Avec le développement du séquençage d'ARN unique, il est devenu possible de définir des types de cellules spécifiques à travers le cerveau. Alors que les enquêteurs ont publié des ensembles de données plus à grande échelle, il est devenu clair que le cerveau des mammifères contient une gamme stupéfiante de types de cellules neuronales. De plus, des études de séquençage à grande échelle ont identifié des changements génétiques étendus dans le cerveau uniques à Homo sapiens-Les éléments génomiques qui n'ont pas beaucoup changé dans l'évolution des mammifères en général mais ont évolué rapidement chez l'homme.
Alors que les enquêtes précédentes ont révélé que certains types de cellules sont restés plus cohérents tout au long de l'évolution que d'autres, les facteurs stimulant ces différences de taux évolutif restent inconnus. Des chercheurs ont étudié ici les jeux de données de séquençage d'ARN unique sur l'espèce inter-nucléus récemment publiés à partir de trois régions distinctes du cerveau des mammifères. Ils ont constaté que le type le plus abondant de neurones cérébraux de couche externe, les neurones informatiques L2 / 3, a évolué exceptionnellement rapidement dans la lignée humaine par rapport aux autres singes. Étonnamment, cette évolution accélérée s'est accompagnée de changements spectaculaires dans les gènes associés à l'autisme, qui était probablement entraîné par une sélection naturelle spécifique à la lignée humaine. Les chercheurs ici expliquent que, bien que les résultats suggèrent fortement la sélection naturelle des gènes associés aux troubles du spectre autistique, la raison pour laquelle cela a conféré des avantages de fitness aux ancêtres humains n'est pas clair.

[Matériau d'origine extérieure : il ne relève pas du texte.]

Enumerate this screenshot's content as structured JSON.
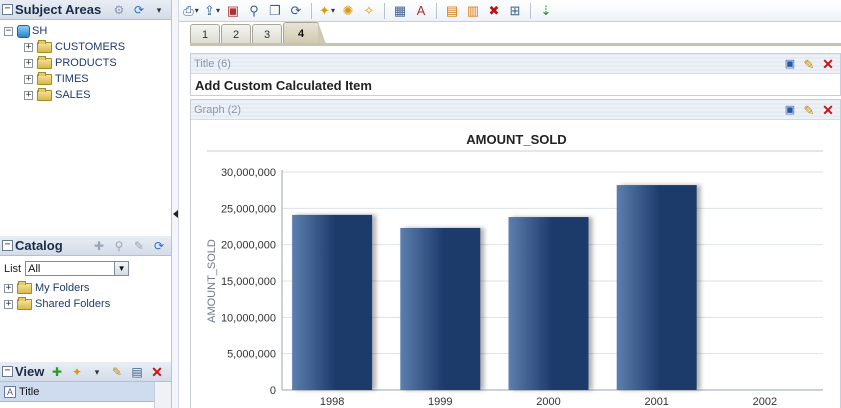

Répondre à cela est difficile car nous ne savons pas quelles caractéristiques spécifiques à l'homme de la cognition, de l'anatomie cérébrale et du câblage neuronal ont donné aux ancêtres humains un avantage de remise en forme, mais les chercheurs ici spéculent que beaucoup de ces gènes sont associés à un retard de développement, donc leur évolution aurait pu contribuer au développement du cerveau postnatal plus lent chez l'homme par rapport aux chimpanzés. De plus, la capacité de production et de compréhension de la parole unique aux humains est souvent affectée par l'autisme et la schizophrénie.
Il est possible que l'évolution rapide des gènes liés à l'autisme ait conféré un avantage de fitness en ralentissant le développement du cerveau postnatal ou en augmentant la capacité de langue; Le temps de développement du cerveau plus long dans la petite enfance a été bénéfique pour l'évolution humaine car elle a conduit à une pensée plus complexe.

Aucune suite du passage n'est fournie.